Angélique (Isabelle Carré) est une jeune femme dynamique, chocolatière de formation, qui postule pour un emploi dans une chocolaterie sur le déclin.

Tout va très bien pour elle puisqu’elle est embauchée au bout d’un entretien des plus courts.

Mais c’est en tant que représentante, et non comme créatrice, comme elle rêvait.

Et comment le dire à ce patron si distant, alors qu’elle est d’une émotivité sans borne, allant jusqu’à fréquenter un groupe (1) pour se trouver du soutien, et tenter de vaincre ce qui semble être une maladie incurable ?

Et comment peut-elle deviner que derrière son apparence de patron taciturne, Jean-René Van Den Hugde (Benoît Poelvoorde) n’est rien d’autre qu’un timide maladif, suivant une thérapie pour en sortir ?

 

C’est sur cette dichotomie que se base l’intrigue – subtile – de Jean-Pierre Améris et Philippe Blasband, mettant en scène ces gens qui n’osent jamais, de peur de, ou bien peut-être aussi, à moins que, enfin vous voyez ce que je veux dire, non ?

Cet état traumatisant est d’autant plus difficile à exprimer qu’il semble absolument contradictoire au métier d’acteur. Et qui plus est, réussir à en rire, voire en faire rire les autres (2).

Alors une fois le film terminé, on ne peut qu’applaudir le résultat, tant ces deux émotifs jouent juste un répertoire qui semble leur être étranger !

Et je dois en plus avouer, qu’en tant qu’ancien (?) timide, je ne peux que retrouver certaines situations vécues. Mais dans mon cas, vous vous en doutez bien, cela ne m’a pas beaucoup fait rire.

 

Quoi qu’il en soit, Isabelle Carré et Benoît Poelvoorde sont absolument parfaits, avec tout de même un petit plus pour Benoît Poelvoorde, bien loin des rôles plutôt sûr de lui qu’on lui connaît (C’est arrivé près de chez vous, Les Randonneurs…). Parce que c’est bien lui la clé de voûte de l’intrigue.

Je ne veux absolument pas diminuer le talent d’Isabelle Carré, mais il faut avouer que Poelvoorde a une personnalité forte et qu’on se réjouit énormément de le trouver presque à contre-emploi. Avec ce film, il confirme qu’il n’est pas seulement un comique, mais alors un de ceux qui savent mettre de l’émotion dans leur jeu, amenant avec le sourire, parfois une larme, si vous voyez ce que je veux dire.
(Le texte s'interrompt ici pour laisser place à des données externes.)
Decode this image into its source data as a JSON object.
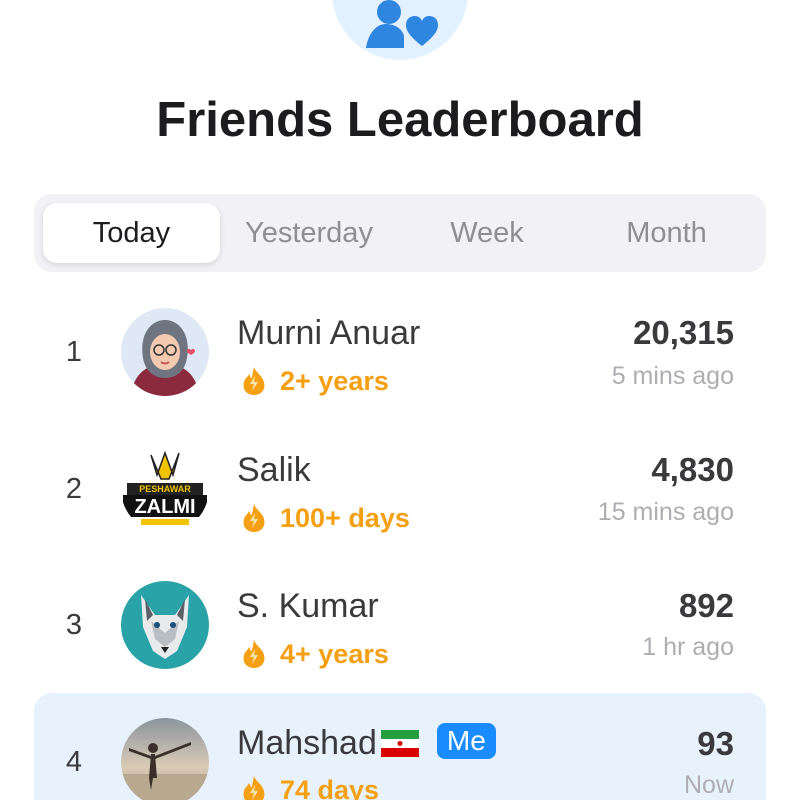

Et sa belle prestation dans Le grand Bain est à mi-chemin, ou plutôt un mélange bien dosé entre ce qu’il faisait avant (l’assurance) et ce qu’il montre ici (la réserve pudique).

 

Et le talent de Jean-Pierre Améris est de diriger ces deux interprètes de façon à ce qu’on croit qu’ils se dirigent eux-mêmes, ou bien que c’est le caractère très (trop ?) réservé de leur personnage qui les guide.

Et nous nous retrouvons – nous spectateurs – dans la situation de leur entourage : les employés de la chocolaterie ou le groupe de parole d’Angélique (1) qui assistent impuissants à cette histoire d’amour qui ne veut pas dire son nom, tout simplement parce que ses deux protagonistes ne savent pas vraiment lui donner ce nom. Et que quand elle s’ébauche, elle se termine aussitôt, chacun s’excusant maladroitement de cette soudaine audace tellement étrangère à leur zone de confort (3).

 

Et là réside le succès de cette belle comédie : deux interprètes de qualité soutenus par des seconds rôles au diapason (4), dans une mise en scène qui déroule d’un bout à l’autre, mettant rapidement le spectateur dans l’ambiance et du côté de ces deux malades, ne les lâchant qu’une fois le film terminé, un sourire inévitable aux lèvres.

 

  1. D’où le titre
  2. Certainement la chose la plus difficile à faire pour un comédien et /ou un acteur.
  3. Voilà que je me mets à parler comme les gens d’aujourd’hui… L’émotion sans doute…
  4. En anglais, on parle de « supporting actor/actress », pas besoin de vous traduire…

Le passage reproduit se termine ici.